The Love Has Returned, And So Has The Marital Interest

Many clients are surprised to hear that under North Carolina Law, their spouse is automatically vested with certain marital rights in their individually owned real property - even if they are the only ones on title, and even if the property was acquired before they got married. They are even more surprised to hear that, because of these marital rights, their spouse is going to be required to sign things like a deeds or deeds of trust. These rights vest at the time of marriage and are extinguished at the time of divorce. However, there are times where title holders just want to have completely control over their property and be able to freely convey or encumber the property without having to get their spouse involved. This can easily be done by having the spouse execute a document which waives their marital interest and rights in the property. What happens if the title holder and the spouse get a divorce but later decide to get remarried, what happens then? Is the original waiver of marital interest still valid when it comes to the new marriage? When the title holder and their spouse get a divorce, the marital interest that their spouse had and waived was extinguished. Getting remarried to the same person does not restore the original marriage, it is an entirely new legal relationship. With it comes new marital interest, just like if the title holder went on to marry someone else. This would mean that the document waiving marital interest that their spouse signed during the first marriage is likely not going to be valid during the second marriage, because the marital interest that was waived no longer exists and there is new marital interest. If the title holder wants to once again have free control over the property, a new document will need to be signed by their spouse which waives the new marital interest.

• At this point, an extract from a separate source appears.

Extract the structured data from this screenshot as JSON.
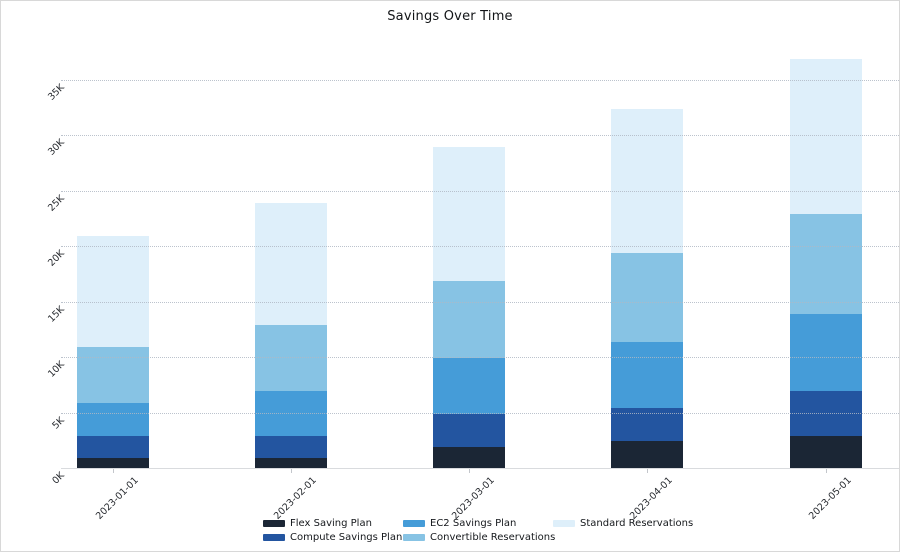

Is there a way around this? Yes, with a little bit of creative drafting. A lot of documents that waive marital interest are preemptive in that they account for property that may be acquired in the future as opposed to what is already owned. Some documents like Premarital Agreements are made to deal with property rights in anticipation of an upcoming marriage rather than a current one. With that in mind, a good attorney could include a provision in a document waiving marital interest so that, in the event of divorce and remarriage of the title holder and the same spouse, it is automatically effective as a waiver for the new marital interests of the spouse. Just like a title holder is surprised to find out their spouse automatically has rights to their property, they'd probably be even more surprised if their spouse's waiver of those rights is now useless because they decided to give marriage another chance and are back at square one.